Carbohydrates

The carbohydrates embrace the sugars and starches and include such substance as the starches of vegetables and grains (notably corn, rice, wheat, and the root vegetables), and the sugar of milk, of fruits, vegetables, and the sap of trees. Their chief office is to create energy.

The starches are converted into sugar, so they are together given the one name of carbohydrate. The name means that carbon and hydrogen are contained in them in such a proportion that when oxygen unites with the hydrogen, water is produced and the carbon is liberated. In this chemical process heat is produced. One gram of carbohydrate produces 4.1 calories of heat.

They are almost entirely absent from meat and eggs, the animal having converted them into fats.

When the digestive organs are in a normal condition carbohydrates are easily digested.[2] They do not play a large part in the growth of the body tissues, but they are utilized by the body to spare the consumption of the fat which is stored in the tissues as a reserve. This explains their action in preserving but not producing fat. When there is an excess of fat and the desire is to reduce, the carbohydrates should be limited that the body may call on the reserve fat for heat and energy.
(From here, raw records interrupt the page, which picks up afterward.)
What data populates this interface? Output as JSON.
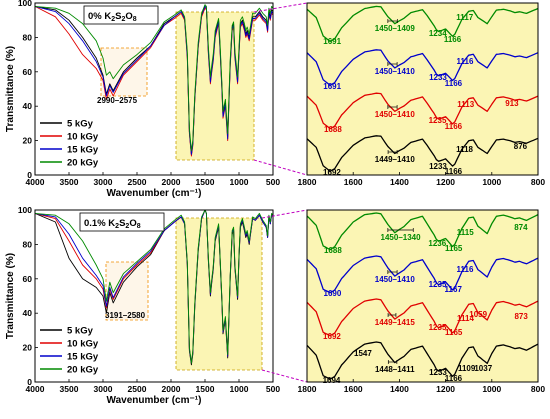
{
  "chart_data": [
    {
      "type": "line",
      "panel": "top-left",
      "title": "0% K2S2O8",
      "xlabel": "Wavenumber (cm⁻¹)",
      "ylabel": "Transmittance (%)",
      "xlim": [
        4000,
        500
      ],
      "ylim": [
        0,
        100
      ],
      "xticks": [
        4000,
        3500,
        3000,
        2500,
        2000,
        1500,
        1000,
        500
      ],
      "yticks": [
        0,
        20,
        40,
        60,
        80,
        100
      ],
      "box_label": "2990–2575",
      "x": [
        4000,
        3700,
        3500,
        3300,
        3100,
        3000,
        2950,
        2900,
        2850,
        2700,
        2500,
        2300,
        2100,
        1950,
        1850,
        1800,
        1760,
        1730,
        1700,
        1680,
        1650,
        1600,
        1550,
        1500,
        1480,
        1450,
        1420,
        1400,
        1380,
        1350,
        1300,
        1280,
        1250,
        1235,
        1200,
        1166,
        1130,
        1100,
        1080,
        1060,
        1020,
        1000,
        980,
        950,
        920,
        900,
        880,
        850,
        800,
        760,
        700,
        650,
        600,
        580,
        560,
        540,
        520,
        500
      ],
      "series": [
        {
          "name": "5 kGy",
          "color": "#000000",
          "values": [
            98,
            96,
            90,
            80,
            68,
            58,
            47,
            53,
            49,
            60,
            68,
            75,
            88,
            92,
            95,
            91,
            70,
            25,
            12,
            18,
            45,
            75,
            93,
            98,
            97,
            72,
            55,
            62,
            68,
            82,
            90,
            75,
            50,
            35,
            42,
            22,
            65,
            86,
            88,
            70,
            55,
            72,
            88,
            90,
            86,
            82,
            84,
            80,
            92,
            92,
            95,
            92,
            90,
            85,
            95,
            92,
            96,
            95
          ]
        },
        {
          "name": "10 kGy",
          "color": "#e00000",
          "values": [
            98,
            92,
            82,
            70,
            62,
            55,
            44,
            50,
            46,
            58,
            66,
            74,
            87,
            91,
            94,
            90,
            68,
            24,
            11,
            17,
            44,
            74,
            92,
            97,
            96,
            70,
            53,
            60,
            66,
            80,
            88,
            73,
            48,
            33,
            40,
            20,
            63,
            84,
            86,
            68,
            53,
            70,
            86,
            88,
            84,
            80,
            82,
            78,
            90,
            90,
            93,
            90,
            88,
            83,
            93,
            90,
            94,
            93
          ]
        },
        {
          "name": "15 kGy",
          "color": "#0000cc",
          "values": [
            98,
            95,
            88,
            78,
            66,
            57,
            46,
            52,
            48,
            59,
            67,
            75,
            87,
            92,
            95,
            91,
            69,
            25,
            12,
            18,
            45,
            75,
            93,
            98,
            97,
            71,
            54,
            61,
            67,
            81,
            89,
            74,
            49,
            34,
            41,
            21,
            64,
            85,
            87,
            69,
            54,
            71,
            87,
            89,
            85,
            81,
            83,
            79,
            91,
            91,
            94,
            91,
            89,
            84,
            94,
            91,
            95,
            94
          ]
        },
        {
          "name": "20 kGy",
          "color": "#008a00",
          "values": [
            98,
            97,
            94,
            88,
            78,
            68,
            58,
            60,
            56,
            64,
            70,
            77,
            89,
            93,
            96,
            92,
            72,
            27,
            14,
            20,
            47,
            77,
            94,
            99,
            98,
            74,
            57,
            64,
            70,
            84,
            91,
            77,
            52,
            37,
            44,
            24,
            67,
            87,
            89,
            72,
            57,
            74,
            90,
            92,
            88,
            84,
            86,
            82,
            94,
            94,
            97,
            94,
            92,
            87,
            97,
            94,
            98,
            97
          ]
        }
      ]
    },
    {
      "type": "line",
      "panel": "top-right",
      "xlim": [
        1800,
        800
      ],
      "xticks": [
        1800,
        1600,
        1400,
        1200,
        1000,
        800
      ],
      "annotations": [
        {
          "series": "20 kGy",
          "labels": [
            "1691",
            "1450–1409",
            "1234",
            "1166",
            "1117"
          ]
        },
        {
          "series": "15 kGy",
          "labels": [
            "1691",
            "1450–1410",
            "1233",
            "1166",
            "1116"
          ]
        },
        {
          "series": "10 kGy",
          "labels": [
            "1688",
            "1450–1410",
            "1235",
            "1166",
            "1113",
            "913"
          ]
        },
        {
          "series": "5 kGy",
          "labels": [
            "1692",
            "1449–1410",
            "1233",
            "1166",
            "1118",
            "876"
          ]
        }
      ]
    },
    {
      "type": "line",
      "panel": "bottom-left",
      "title": "0.1% K2S2O8",
      "xlabel": "Wavenumber (cm⁻¹)",
      "ylabel": "Transmittance (%)",
      "xlim": [
        4000,
        500
      ],
      "ylim": [
        0,
        100
      ],
      "xticks": [
        4000,
        3500,
        3000,
        2500,
        2000,
        1500,
        1000,
        500
      ],
      "yticks": [
        0,
        20,
        40,
        60,
        80,
        100
      ],
      "box_label": "3191–2580",
      "x": [
        4000,
        3700,
        3500,
        3300,
        3100,
        3000,
        2950,
        2900,
        2850,
        2700,
        2500,
        2300,
        2100,
        1950,
        1850,
        1800,
        1760,
        1730,
        1700,
        1680,
        1650,
        1600,
        1550,
        1500,
        1480,
        1450,
        1420,
        1400,
        1380,
        1350,
        1300,
        1280,
        1250,
        1235,
        1200,
        1166,
        1130,
        1100,
        1080,
        1060,
        1020,
        1000,
        980,
        950,
        920,
        900,
        880,
        850,
        800,
        760,
        700,
        650,
        600,
        580,
        560,
        540,
        520,
        500
      ],
      "series": [
        {
          "name": "5 kGy",
          "color": "#000000",
          "values": [
            98,
            93,
            72,
            60,
            55,
            50,
            40,
            52,
            46,
            58,
            67,
            74,
            88,
            93,
            96,
            92,
            68,
            18,
            10,
            16,
            44,
            76,
            95,
            100,
            98,
            70,
            50,
            58,
            65,
            82,
            90,
            72,
            45,
            28,
            36,
            14,
            60,
            86,
            88,
            66,
            48,
            72,
            90,
            93,
            88,
            84,
            86,
            80,
            95,
            94,
            97,
            93,
            90,
            84,
            96,
            92,
            97,
            96
          ]
        },
        {
          "name": "10 kGy",
          "color": "#e00000",
          "values": [
            98,
            95,
            82,
            68,
            60,
            54,
            43,
            54,
            48,
            60,
            68,
            75,
            88,
            93,
            96,
            92,
            69,
            19,
            11,
            17,
            45,
            77,
            95,
            100,
            98,
            71,
            51,
            59,
            66,
            83,
            91,
            73,
            46,
            29,
            37,
            15,
            61,
            87,
            89,
            67,
            49,
            73,
            91,
            94,
            89,
            85,
            87,
            81,
            95,
            94,
            97,
            93,
            90,
            84,
            96,
            92,
            97,
            96
          ]
        },
        {
          "name": "15 kGy",
          "color": "#0000cc",
          "values": [
            98,
            96,
            86,
            72,
            62,
            56,
            44,
            55,
            49,
            61,
            69,
            76,
            88,
            93,
            96,
            92,
            69,
            19,
            11,
            17,
            45,
            77,
            95,
            100,
            98,
            71,
            51,
            59,
            66,
            83,
            91,
            73,
            46,
            29,
            37,
            15,
            61,
            87,
            89,
            67,
            49,
            73,
            91,
            94,
            89,
            85,
            87,
            81,
            95,
            94,
            97,
            93,
            90,
            84,
            96,
            92,
            97,
            96
          ]
        },
        {
          "name": "20 kGy",
          "color": "#008a00",
          "values": [
            98,
            97,
            92,
            82,
            68,
            60,
            47,
            58,
            52,
            63,
            70,
            77,
            89,
            94,
            97,
            93,
            70,
            20,
            11,
            18,
            46,
            78,
            96,
            100,
            98,
            72,
            52,
            60,
            67,
            84,
            92,
            74,
            47,
            30,
            38,
            16,
            62,
            88,
            90,
            68,
            50,
            74,
            92,
            95,
            90,
            86,
            88,
            82,
            96,
            95,
            98,
            94,
            91,
            85,
            97,
            93,
            98,
            97
          ]
        }
      ]
    },
    {
      "type": "line",
      "panel": "bottom-right",
      "xlim": [
        1800,
        800
      ],
      "xticks": [
        1800,
        1600,
        1400,
        1200,
        1000,
        800
      ],
      "annotations": [
        {
          "series": "20 kGy",
          "labels": [
            "1688",
            "1450–1340",
            "1236",
            "1165",
            "1115",
            "874"
          ]
        },
        {
          "series": "15 kGy",
          "labels": [
            "1690",
            "1450–1410",
            "1235",
            "1167",
            "1116"
          ]
        },
        {
          "series": "10 kGy",
          "labels": [
            "1692",
            "1449–1415",
            "1235",
            "1165",
            "1114",
            "1059",
            "873"
          ]
        },
        {
          "series": "5 kGy",
          "labels": [
            "1694",
            "1547",
            "1448–1411",
            "1233",
            "1166",
            "1109",
            "1037"
          ]
        }
      ]
    }
  ],
  "legend": [
    "5 kGy",
    "10 kGy",
    "15 kGy",
    "20 kGy"
  ]
}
Few realize that after the starches and fats have been consumed in heat and energy the tissues are consumed.

The assimilation of the carbohydrates is almost complete, so that the energy derived from them may be closely calculated.

SUGAR

There are many varieties of sugar. Those commonly used as foods are, cane sugar (sucrose), fruit sugar (levulose), sugar of milk (lactose), sugar of malt (maltose), sugar of grapes or corn (glucose), maple sugar, honey, and saccharin—a coal-tar product. They are derived from plants, from trees, and from tubers or other vegetables.